The Israeli security threat towards Iraq caused the Iraqi government to issue a statement that it would take all necessary diplomatic and military actions to protect its sovereignty. On 21 November, the Iraqi government requested an emergency session of the Arab League Council through the Iraqi Permanent Mission to the Arab League to address the Israeli threats against Iraq. The request highlighted Israel's threats in its letter to the UN Security Council, where it sought to expand its aggression in the region to Iraq.

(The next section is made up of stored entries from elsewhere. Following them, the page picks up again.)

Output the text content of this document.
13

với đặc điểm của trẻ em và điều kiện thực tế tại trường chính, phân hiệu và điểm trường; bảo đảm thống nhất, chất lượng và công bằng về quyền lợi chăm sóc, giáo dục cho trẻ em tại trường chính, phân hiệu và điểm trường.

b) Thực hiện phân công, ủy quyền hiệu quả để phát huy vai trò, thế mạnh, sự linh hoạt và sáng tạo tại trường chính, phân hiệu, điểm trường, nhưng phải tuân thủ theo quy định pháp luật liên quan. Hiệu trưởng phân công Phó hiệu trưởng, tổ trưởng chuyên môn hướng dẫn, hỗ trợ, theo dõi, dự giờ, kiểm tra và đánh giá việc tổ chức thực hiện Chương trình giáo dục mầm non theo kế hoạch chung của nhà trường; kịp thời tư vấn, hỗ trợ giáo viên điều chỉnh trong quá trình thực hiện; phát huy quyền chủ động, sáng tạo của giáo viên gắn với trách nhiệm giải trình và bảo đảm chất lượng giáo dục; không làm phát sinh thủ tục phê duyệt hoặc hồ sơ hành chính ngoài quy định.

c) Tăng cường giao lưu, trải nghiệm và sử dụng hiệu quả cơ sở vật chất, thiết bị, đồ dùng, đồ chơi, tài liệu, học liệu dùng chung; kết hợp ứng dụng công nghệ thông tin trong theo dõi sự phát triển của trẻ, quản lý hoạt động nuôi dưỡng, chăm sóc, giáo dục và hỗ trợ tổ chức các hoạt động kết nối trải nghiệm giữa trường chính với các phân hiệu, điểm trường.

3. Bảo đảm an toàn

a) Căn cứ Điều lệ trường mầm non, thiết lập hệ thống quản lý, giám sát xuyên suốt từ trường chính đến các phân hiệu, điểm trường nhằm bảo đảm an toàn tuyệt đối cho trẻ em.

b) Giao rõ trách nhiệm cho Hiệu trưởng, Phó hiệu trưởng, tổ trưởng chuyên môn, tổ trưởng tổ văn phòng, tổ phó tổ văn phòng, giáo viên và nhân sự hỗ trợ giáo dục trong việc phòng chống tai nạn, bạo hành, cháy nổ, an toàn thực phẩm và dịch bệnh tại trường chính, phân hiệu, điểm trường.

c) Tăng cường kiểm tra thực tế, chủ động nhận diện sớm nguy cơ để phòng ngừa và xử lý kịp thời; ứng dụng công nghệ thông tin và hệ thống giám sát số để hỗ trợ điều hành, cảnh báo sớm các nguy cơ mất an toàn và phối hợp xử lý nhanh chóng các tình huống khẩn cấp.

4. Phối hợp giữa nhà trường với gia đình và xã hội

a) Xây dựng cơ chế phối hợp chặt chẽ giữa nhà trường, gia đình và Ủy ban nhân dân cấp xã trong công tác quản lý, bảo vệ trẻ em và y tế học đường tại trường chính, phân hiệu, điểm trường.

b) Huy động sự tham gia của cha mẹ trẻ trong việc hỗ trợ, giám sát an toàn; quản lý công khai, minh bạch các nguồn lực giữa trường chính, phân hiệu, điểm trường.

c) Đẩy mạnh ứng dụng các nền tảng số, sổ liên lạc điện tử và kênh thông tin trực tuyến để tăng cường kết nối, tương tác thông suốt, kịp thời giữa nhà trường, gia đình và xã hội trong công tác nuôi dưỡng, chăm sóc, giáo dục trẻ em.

=== 2025 Twelve-Day War ===

On 13 June 2025, the conflict escalated into the armed conflict between Israel and Iran, when Israel launched a surprise attack targeting key Iranian military and nuclear facilities. The opening hours of the war saw targeted assassinations and attempted assassinations of Iran's top military leaders, nuclear scientists, and politicians (including Ali Shamkhani, who was overseeing nuclear talks with the U.S.), airstrikes on nuclear and military facilities, and destruction of Iran's air defenses. Iran retaliated by launching missiles at military sites and cities in Israel. The United States, which had been defending Israel since the beginning of the war by shooting down Iranian missiles and drones, took offensive action on 22 June 2025, by striking three Iranian nuclear sites. In response, the Houthis in Yemen considered the American strikes a "declaration of war" and have fired several missiles at Israel. On 24 June, Israel and Iran agreed to a ceasefire after insistence from the U.S.